Outlet passageway 36 may optionally include at least one mesh screen 44 adjacent opening 40 for extrusion of the air and foamable liquid mixture prior to dispensing. It should be appreciated, however, that, in some embodiments and with some liquid and air mixtures, the mesh screen will not be needed due to the thorough mixing and agitation of the liquid and air in mixing chamber 14. The at least one mesh screen 44 may be provided in the form of a mixing cartridge 46 which consists of a hollow tube 48 bounded on both ends by mesh screens 44. Mixing cartridge 46, if provided, may further homogenize the resulting mixture to improve the quality of foam product that is dispensed at opening 40.
An alternative embodiment for rapidly expanding and collapsing diaphragm 12 is shown in FIG. 4, wherein the motor 16 drives a reciprocating piston 50 to press on diaphragm 12 and permit it to return to its expanded state, much like the rotation of cam 20. The reciprocation is represented by the double-headed arrow in FIG. 4. Thus, broadly, the motor 16 drives a motor-driven element to rapidly collapse and expand diaphragm 12 to draw air and liquid into the mixing chamber, violently mix them within the mixing chamber, and expel them as foam out to the outlet.
In light of the foregoing, it should be clear that this invention provides improvements in the art of foam pumps. While a particular embodiment has been disclosed herein for the purpose of teaching the inventive concepts, it is to be appreciated that the invention is not limited to or by any particular structure shown and described. Rather, the claims shall serve to define the invention.

Claims

1. A diaphragm foam pump comprising:

(a) a diaphragm made of a flexible material defining a mixing chamber and having an inlet opening and an outlet opening;

(b) an inlet passageway in fluid communication with a reservoir containing a foamable liquid and said inlet opening, said inlet passageway having a one-way valve therein;

(c) an outlet passageway in fluid communication with said outlet opening, and having a one-way valve therein;

(d) an air inlet in said inlet passageway having a one-way valve;

(e) an electric motor;

(f) a motor-driven element associated with said electric motor;

where actuating said electric motor drives said motor driven element to repeatedly collapse and expand said diaphragm, and where expansion of said diaphragm creates a vacuum causing foamable liquid and air to flow into said mixing chamber, and collapsing of said diaphragm causes the liquid and air mixture to be forced out through said outlet passageway as foam.
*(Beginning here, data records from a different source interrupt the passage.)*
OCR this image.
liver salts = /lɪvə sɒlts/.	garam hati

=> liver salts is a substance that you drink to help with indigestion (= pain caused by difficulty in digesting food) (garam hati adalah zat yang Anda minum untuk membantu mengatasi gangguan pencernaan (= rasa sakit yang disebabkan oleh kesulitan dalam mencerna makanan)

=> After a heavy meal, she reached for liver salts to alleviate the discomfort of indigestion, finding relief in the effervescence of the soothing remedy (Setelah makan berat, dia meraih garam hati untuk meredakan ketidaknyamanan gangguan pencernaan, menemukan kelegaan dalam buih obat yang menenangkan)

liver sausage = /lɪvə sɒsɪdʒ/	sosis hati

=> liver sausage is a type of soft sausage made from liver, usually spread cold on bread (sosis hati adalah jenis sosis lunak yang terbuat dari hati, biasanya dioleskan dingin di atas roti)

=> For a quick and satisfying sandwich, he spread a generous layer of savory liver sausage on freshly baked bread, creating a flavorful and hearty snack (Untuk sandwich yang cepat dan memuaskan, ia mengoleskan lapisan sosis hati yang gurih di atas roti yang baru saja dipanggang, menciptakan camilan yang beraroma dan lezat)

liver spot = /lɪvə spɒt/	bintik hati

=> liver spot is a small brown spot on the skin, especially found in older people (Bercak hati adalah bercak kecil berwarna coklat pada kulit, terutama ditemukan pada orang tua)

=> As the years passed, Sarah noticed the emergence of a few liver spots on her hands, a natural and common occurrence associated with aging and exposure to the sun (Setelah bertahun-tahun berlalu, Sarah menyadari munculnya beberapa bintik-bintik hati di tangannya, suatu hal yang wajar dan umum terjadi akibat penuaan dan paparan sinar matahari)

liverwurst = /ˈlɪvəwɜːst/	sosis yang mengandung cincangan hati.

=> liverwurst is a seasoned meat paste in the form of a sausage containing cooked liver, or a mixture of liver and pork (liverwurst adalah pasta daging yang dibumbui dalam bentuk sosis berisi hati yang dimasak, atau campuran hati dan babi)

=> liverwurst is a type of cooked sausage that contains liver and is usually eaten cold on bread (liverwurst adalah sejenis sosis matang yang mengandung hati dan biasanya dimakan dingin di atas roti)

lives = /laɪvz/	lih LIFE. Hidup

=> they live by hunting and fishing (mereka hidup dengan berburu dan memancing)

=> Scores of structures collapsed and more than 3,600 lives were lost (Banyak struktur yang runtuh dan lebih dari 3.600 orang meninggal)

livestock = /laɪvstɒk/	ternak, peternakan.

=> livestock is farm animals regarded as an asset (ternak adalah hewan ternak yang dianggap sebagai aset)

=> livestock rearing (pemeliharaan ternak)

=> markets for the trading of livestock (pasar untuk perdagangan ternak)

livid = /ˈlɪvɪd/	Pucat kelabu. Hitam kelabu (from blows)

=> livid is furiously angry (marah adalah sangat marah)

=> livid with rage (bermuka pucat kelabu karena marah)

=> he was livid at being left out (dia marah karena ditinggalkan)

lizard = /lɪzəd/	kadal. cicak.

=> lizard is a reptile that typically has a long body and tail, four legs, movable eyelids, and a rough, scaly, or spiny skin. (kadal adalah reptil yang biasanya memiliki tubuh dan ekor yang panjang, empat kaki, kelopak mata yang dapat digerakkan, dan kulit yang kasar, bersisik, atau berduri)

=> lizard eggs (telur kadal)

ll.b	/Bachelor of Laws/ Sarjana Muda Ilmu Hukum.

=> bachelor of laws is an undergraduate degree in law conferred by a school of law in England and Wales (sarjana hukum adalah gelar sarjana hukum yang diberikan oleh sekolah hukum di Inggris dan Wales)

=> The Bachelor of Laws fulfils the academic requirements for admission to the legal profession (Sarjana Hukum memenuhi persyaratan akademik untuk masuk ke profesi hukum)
2. The diaphragm foam pump of claim 1, wherein said electric motor includes a rotating shaft; and said motor-driven element is a cam secured to said motor shaft, the actuation of said motor serving to rotate said motor shaft, causing said cam to repeatedly collapse and expand said diaphragm.
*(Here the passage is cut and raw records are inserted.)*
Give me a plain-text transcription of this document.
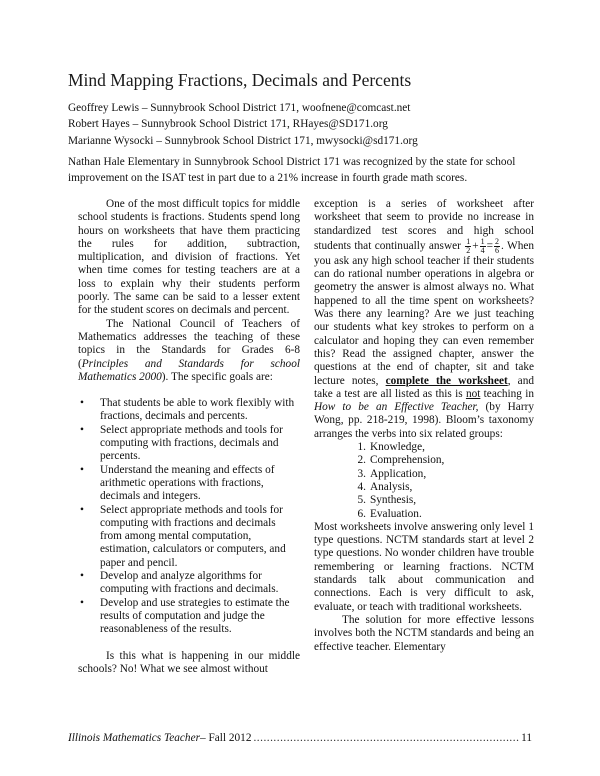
Mind Mapping Fractions, Decimals and Percents
Geoffrey Lewis – Sunnybrook School District 171, woofnene@comcast.net
Robert Hayes – Sunnybrook School District 171, RHayes@SD171.org
Marianne Wysocki – Sunnybrook School District 171, mwysocki@sd171.org
Nathan Hale Elementary in Sunnybrook School District 171 was recognized by the state for school improvement on the ISAT test in part due to a 21% increase in fourth grade math scores.

One of the most difficult topics for middle school students is fractions. Students spend long hours on worksheets that have them practicing the rules for addition, subtraction, multiplication, and division of fractions. Yet when time comes for testing teachers are at a loss to explain why their students perform poorly. The same can be said to a lesser extent for the student scores on decimals and percent.

The National Council of Teachers of Mathematics addresses the teaching of these topics in the Standards for Grades 6-8 (Principles and Standards for school Mathematics 2000). The specific goals are:

• That students be able to work flexibly with fractions, decimals and percents.
• Select appropriate methods and tools for computing with fractions, decimals and percents.
• Understand the meaning and effects of arithmetic operations with fractions, decimals and integers.
• Select appropriate methods and tools for computing with fractions and decimals from among mental computation, estimation, calculators or computers, and paper and pencil.
• Develop and analyze algorithms for computing with fractions and decimals.
• Develop and use strategies to estimate the results of computation and judge the reasonableness of the results.

Is this what is happening in our middle schools? No! What we see almost without

exception is a series of worksheet after worksheet that seem to provide no increase in standardized test scores and high school students that continually answer $\frac{1}{2} + \frac{1}{4} = \frac{2}{6}$ . When you ask any high school teacher if their students can do rational number operations in algebra or geometry the answer is almost always no. What happened to all the time spent on worksheets? Was there any learning? Are we just teaching our students what key strokes to perform on a calculator and hoping they can even remember this? Read the assigned chapter, answer the questions at the end of chapter, sit and take lecture notes, complete the worksheet, and take a test are all listed as this is not teaching in How to be an Effective Teacher, (by Harry Wong, pp. 218-219, 1998). Bloom’s taxonomy arranges the verbs into six related groups:

1. Knowledge,
2. Comprehension,
3. Application,
4. Analysis,
5. Synthesis,
6. Evaluation.

Most worksheets involve answering only level 1 type questions. NCTM standards start at level 2 type questions. No wonder children have trouble remembering or learning fractions. NCTM standards talk about communication and connections. Each is very difficult to ask, evaluate, or teach with traditional worksheets.

The solution for more effective lessons involves both the NCTM standards and being an effective teacher. Elementary

Illinois Mathematics Teacher – Fall 2012
.....	11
3. The diaphragm foam pump of claim 1, wherein said motor-driven element is a reciprocating rod, the actuation of said motor serving to reciprocate said rod, causing said rod to repeatedly collapse and expand said diaphragm.

4. The diaphragm foam pump of claim 1, where said outlet passageway includes at least one mesh screen.

5. The diaphragm foam pump of claim 1, where said inlet passageway includes a venturi valve therein at said air inlet.

6. The diaphragm foam pump of claim 1, further comprising an air pump providing pressurized air to said air inlet.